Major private equity houses’ strategies may be unsuitable for SMEs

While that may sound like an exciting prospect for SME owners and management teams, this emerging trend is fraught with pitfalls on both sides. Yes, it may present businesses with more funding options and a high level of ‘cash out’, but there’s a risk that the investment strategies and wall of capital intended for big corporates may not suit SMEs. For example, the availability of cash results in unrealistic targets for deployment of capital. This puts huge strain on businesses, which have high levels of compounding interest debt to support and on managers who are tasked with spending the private equity funds’ cash in a ‘buy and build’ model - at a rate they and their business may not be ready to do. Not only that, smaller businesses are at real risk of being the unloved runt of the litter within a larger fund portfolio.

We have seen this on a number of occasions recently, where the company owners’ initial plans get hijacked by the cash and the ambition moves away from the reality of what is realistically deliverable. The risk being that the poor old company and its senior management are set a task on paper which may not be deliverable in practice. Connection Capital continues to take a real partnership approach to investment, being happy to represent our clients as shareholders and develop the business plan which the company can realistically deliver.

Moves to “future-proof” value gain momentum

One area where we are able to take advantage of a burgeoning market niche is in situations where SME owners are looking to unlock some of the value of their businesses without selling up entirely. Uncertainty over the future of tax breaks or the economic outlook are prompting some to consider crystallising a portion of their gains now, using private capital to do so. Often, taking cash out in this way involves an external investor taking a minority, rather than a majority stake – something that few major private equity players are prepared to consider. Our flexible approach to funding structures (as we have no fund rules to follow) give us a unique market position. We can structure investments with loan characteristics or as a minority (or majority) private equity investment, dependent on circumstances.

We also have arranged a number of follow-on funding rounds for portfolio companies seeking to roll-out expansion plans or make strategic acquisitions, so we can work with companies pursuing a buy and build plan as well as those with an organic growth plan.

Valuations stabilising

While private equity’s record “dry powder” has driven asset prices higher and higher in recent years, there are signs that the market may have peaked, and that valuations are cooling slightly as private equity houses and banks become more cautious in their outlook. In our market segment of small-mid-market deals, multiples remain a couple of digits lower than for the larger deals, with lower levels of bank gearing involved. As ever we continue to focus on the strength of the management team and the robustness of the business and its prospects, rather than concentrating on particular sectors.

As Connection Capital has evolved to deliver a wider range of alternative asset and private debt investments, alongside private equity, clients are getting access to a well-rounded array of alternative options with which to increase portfolio diversification.
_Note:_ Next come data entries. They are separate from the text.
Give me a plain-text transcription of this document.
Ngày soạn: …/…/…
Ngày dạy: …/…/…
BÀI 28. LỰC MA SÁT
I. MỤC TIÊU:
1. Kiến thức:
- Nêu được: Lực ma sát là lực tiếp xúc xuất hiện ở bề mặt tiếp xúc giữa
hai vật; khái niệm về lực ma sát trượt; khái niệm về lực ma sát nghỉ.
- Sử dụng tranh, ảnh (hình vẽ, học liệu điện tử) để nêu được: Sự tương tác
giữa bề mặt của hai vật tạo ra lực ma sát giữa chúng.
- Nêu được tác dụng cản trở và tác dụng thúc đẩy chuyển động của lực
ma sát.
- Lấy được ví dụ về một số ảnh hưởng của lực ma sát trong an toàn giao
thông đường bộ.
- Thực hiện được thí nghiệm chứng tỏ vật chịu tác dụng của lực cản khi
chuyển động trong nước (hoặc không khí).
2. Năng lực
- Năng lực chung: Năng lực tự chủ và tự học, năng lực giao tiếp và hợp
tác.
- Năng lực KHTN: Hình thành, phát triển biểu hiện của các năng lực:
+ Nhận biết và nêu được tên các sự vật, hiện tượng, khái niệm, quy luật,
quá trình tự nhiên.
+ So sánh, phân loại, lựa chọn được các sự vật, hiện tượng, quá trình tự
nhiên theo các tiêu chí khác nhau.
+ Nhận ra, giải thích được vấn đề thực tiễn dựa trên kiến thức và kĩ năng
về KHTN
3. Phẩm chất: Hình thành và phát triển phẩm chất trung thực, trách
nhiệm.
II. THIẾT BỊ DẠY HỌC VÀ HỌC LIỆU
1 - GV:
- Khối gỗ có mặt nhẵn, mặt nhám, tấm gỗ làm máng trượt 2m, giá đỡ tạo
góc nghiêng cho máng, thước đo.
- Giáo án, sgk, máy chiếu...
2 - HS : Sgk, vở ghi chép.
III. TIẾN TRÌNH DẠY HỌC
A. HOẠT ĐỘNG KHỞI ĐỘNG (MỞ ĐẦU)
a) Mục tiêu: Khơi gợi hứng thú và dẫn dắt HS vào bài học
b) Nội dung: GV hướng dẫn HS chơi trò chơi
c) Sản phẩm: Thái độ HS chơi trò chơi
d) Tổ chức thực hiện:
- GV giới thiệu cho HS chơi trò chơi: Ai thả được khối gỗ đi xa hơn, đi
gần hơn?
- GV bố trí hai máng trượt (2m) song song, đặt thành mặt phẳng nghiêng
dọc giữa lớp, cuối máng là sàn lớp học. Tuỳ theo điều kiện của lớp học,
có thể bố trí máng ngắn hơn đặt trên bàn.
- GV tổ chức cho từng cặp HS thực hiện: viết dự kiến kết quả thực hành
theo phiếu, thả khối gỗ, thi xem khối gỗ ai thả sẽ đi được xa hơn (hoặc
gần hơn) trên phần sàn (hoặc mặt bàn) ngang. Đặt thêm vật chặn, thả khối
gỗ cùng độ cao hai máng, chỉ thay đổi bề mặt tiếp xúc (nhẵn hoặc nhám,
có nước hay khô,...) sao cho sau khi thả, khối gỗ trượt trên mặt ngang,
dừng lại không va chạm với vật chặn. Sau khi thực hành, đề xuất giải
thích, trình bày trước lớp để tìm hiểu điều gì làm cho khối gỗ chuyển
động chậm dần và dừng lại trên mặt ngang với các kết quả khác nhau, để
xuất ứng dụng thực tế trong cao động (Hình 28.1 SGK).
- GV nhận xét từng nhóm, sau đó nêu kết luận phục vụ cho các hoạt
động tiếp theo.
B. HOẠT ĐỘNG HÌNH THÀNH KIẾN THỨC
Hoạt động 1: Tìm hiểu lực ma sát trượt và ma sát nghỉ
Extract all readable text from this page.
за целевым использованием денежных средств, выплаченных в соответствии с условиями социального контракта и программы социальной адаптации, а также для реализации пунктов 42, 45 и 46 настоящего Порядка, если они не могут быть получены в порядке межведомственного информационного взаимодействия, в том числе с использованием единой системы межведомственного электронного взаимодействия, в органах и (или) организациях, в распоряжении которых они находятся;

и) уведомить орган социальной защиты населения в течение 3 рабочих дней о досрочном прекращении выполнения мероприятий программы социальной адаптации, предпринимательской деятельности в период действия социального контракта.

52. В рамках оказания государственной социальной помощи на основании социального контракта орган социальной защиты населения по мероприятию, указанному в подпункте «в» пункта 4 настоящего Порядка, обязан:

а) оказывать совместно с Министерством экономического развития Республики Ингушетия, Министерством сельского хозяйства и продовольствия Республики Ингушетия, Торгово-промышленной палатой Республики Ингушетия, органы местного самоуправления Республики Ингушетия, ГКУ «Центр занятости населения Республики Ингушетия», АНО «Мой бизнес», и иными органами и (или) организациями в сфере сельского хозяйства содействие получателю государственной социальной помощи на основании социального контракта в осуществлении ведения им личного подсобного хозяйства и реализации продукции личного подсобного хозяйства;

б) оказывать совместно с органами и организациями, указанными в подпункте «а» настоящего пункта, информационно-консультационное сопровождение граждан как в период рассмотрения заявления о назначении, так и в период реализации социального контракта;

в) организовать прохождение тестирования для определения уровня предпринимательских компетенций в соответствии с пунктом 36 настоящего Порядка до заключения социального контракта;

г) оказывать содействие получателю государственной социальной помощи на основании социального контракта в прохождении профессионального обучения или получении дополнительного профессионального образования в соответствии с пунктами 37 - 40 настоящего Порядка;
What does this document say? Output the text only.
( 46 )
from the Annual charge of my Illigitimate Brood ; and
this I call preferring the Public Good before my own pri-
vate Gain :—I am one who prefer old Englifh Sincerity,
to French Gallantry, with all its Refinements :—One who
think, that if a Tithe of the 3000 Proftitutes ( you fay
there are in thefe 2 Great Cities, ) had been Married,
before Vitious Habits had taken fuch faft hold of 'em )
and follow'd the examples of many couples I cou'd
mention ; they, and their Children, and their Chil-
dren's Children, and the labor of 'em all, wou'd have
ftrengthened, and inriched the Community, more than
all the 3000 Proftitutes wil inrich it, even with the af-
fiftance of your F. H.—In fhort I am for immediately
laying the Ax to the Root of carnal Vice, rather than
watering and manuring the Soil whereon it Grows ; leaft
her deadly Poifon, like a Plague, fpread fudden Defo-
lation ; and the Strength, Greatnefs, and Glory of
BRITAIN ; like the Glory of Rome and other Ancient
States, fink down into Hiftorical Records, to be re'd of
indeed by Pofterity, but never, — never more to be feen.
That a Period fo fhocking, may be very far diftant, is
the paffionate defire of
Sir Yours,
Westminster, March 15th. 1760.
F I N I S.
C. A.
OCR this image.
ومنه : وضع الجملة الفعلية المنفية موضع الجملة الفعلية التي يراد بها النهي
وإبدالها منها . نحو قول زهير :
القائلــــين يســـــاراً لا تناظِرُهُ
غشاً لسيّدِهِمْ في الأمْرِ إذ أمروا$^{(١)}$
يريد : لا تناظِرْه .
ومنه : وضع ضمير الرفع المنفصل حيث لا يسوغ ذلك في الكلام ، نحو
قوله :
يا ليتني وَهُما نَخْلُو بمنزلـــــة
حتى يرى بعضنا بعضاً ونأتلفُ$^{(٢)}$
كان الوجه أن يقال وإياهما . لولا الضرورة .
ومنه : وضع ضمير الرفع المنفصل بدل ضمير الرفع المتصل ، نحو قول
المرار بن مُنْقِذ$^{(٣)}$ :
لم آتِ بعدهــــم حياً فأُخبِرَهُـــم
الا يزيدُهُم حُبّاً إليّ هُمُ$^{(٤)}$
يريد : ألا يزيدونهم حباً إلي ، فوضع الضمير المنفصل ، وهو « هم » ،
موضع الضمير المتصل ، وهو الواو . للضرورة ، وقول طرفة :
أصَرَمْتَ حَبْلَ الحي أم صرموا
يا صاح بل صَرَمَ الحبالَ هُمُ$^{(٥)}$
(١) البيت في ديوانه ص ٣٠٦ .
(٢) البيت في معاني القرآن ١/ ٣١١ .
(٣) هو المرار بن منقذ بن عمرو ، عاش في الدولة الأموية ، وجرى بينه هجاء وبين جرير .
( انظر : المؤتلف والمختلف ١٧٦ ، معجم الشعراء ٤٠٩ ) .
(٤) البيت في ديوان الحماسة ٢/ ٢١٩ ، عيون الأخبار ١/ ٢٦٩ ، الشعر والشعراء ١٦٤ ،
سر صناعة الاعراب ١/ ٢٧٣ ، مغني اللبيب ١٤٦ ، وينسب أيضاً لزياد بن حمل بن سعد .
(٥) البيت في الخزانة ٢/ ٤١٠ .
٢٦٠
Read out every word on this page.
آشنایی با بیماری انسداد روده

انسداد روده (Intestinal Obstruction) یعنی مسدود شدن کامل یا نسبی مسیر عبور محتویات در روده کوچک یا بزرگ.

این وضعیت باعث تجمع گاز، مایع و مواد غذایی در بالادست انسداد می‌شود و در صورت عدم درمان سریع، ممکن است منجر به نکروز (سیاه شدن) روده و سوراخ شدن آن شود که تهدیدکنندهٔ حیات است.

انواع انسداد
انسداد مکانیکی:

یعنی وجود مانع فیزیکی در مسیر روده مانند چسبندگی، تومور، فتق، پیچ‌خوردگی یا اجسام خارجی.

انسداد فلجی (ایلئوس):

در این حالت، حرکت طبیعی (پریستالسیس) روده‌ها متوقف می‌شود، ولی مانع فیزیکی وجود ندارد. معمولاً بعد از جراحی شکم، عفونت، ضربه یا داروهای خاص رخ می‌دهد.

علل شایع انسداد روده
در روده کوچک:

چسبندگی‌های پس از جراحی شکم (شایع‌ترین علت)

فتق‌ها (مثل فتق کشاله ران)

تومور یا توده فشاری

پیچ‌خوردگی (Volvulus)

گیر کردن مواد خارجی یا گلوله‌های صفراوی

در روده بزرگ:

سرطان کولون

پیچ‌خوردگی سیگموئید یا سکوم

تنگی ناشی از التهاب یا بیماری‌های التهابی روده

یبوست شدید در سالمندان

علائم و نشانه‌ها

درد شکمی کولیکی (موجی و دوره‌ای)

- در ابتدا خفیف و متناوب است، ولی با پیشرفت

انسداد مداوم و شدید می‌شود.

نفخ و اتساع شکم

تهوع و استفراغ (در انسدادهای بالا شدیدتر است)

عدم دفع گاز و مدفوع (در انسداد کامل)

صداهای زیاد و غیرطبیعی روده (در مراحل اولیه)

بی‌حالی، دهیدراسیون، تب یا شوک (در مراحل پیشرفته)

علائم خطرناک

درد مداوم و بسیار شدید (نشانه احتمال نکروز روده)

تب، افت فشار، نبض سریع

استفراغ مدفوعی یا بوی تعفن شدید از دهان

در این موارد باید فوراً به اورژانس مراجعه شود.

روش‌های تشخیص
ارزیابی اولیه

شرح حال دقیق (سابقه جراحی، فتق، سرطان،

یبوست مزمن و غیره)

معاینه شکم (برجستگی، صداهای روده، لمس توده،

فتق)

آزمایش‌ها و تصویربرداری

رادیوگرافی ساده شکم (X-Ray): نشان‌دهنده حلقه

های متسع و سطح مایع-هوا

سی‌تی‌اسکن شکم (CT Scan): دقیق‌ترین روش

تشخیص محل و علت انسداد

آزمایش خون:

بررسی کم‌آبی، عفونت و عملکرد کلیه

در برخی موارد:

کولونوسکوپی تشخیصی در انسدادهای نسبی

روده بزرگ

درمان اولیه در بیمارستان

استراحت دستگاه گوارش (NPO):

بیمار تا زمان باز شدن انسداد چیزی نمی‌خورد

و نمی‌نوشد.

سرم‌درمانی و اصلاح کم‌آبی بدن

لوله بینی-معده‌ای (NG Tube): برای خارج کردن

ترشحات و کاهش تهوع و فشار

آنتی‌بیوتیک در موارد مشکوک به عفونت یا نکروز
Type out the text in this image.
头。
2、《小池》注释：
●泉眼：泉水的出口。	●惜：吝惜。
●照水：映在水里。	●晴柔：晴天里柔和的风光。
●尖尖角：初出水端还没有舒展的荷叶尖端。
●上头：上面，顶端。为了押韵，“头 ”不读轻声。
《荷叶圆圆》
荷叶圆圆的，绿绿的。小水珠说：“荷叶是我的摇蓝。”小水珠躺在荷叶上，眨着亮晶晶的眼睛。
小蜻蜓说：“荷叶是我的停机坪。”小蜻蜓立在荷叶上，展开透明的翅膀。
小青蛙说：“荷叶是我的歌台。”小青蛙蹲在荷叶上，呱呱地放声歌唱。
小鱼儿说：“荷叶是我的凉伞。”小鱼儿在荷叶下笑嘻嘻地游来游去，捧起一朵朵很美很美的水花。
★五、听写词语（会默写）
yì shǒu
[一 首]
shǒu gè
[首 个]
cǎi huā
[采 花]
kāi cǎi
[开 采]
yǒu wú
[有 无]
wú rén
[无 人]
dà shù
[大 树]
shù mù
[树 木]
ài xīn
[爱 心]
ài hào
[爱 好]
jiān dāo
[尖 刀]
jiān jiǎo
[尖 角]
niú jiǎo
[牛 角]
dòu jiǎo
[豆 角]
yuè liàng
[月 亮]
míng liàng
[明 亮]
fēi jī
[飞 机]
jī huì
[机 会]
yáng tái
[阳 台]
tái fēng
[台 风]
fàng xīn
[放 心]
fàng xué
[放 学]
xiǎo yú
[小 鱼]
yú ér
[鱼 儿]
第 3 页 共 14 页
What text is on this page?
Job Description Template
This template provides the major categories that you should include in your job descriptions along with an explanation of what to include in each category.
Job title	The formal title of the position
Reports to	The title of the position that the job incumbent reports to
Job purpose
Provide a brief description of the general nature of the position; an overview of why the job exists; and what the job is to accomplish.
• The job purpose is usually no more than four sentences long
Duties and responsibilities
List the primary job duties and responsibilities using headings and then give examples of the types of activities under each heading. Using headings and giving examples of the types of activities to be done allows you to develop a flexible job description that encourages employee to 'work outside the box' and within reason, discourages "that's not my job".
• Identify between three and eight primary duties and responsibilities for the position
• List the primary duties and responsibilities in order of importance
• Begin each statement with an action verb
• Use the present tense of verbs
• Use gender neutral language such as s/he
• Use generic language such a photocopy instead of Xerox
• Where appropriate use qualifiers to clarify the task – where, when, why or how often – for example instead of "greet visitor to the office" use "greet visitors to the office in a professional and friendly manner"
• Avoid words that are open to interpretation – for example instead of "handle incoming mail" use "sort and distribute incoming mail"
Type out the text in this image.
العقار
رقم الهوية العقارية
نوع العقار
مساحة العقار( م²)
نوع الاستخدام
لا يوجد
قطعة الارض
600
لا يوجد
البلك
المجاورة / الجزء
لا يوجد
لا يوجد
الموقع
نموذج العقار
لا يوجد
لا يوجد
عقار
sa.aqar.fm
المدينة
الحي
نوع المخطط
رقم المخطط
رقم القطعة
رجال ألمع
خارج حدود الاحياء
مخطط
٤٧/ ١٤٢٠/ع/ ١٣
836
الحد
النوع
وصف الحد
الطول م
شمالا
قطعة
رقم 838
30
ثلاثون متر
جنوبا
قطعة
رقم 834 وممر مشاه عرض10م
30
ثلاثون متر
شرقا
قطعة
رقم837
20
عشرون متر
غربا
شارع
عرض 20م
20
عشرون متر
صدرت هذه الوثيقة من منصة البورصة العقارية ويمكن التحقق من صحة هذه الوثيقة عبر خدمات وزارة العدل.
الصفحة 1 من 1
It’s clear though that private equity will remain a core area of interest, with 91% of our clients who responded saying they plan to increase or maintain their exposure to the asset class in the coming year, according to our recent survey.

Awareness is growing, and our model is a major driver in what one client described as the “democratisation” of private equity, enabling more sophisticated private investors to get a piece of the action alongside institutional investors. We believe this is important as it offers a different dynamic in a market where a one size fits all approach is the norm.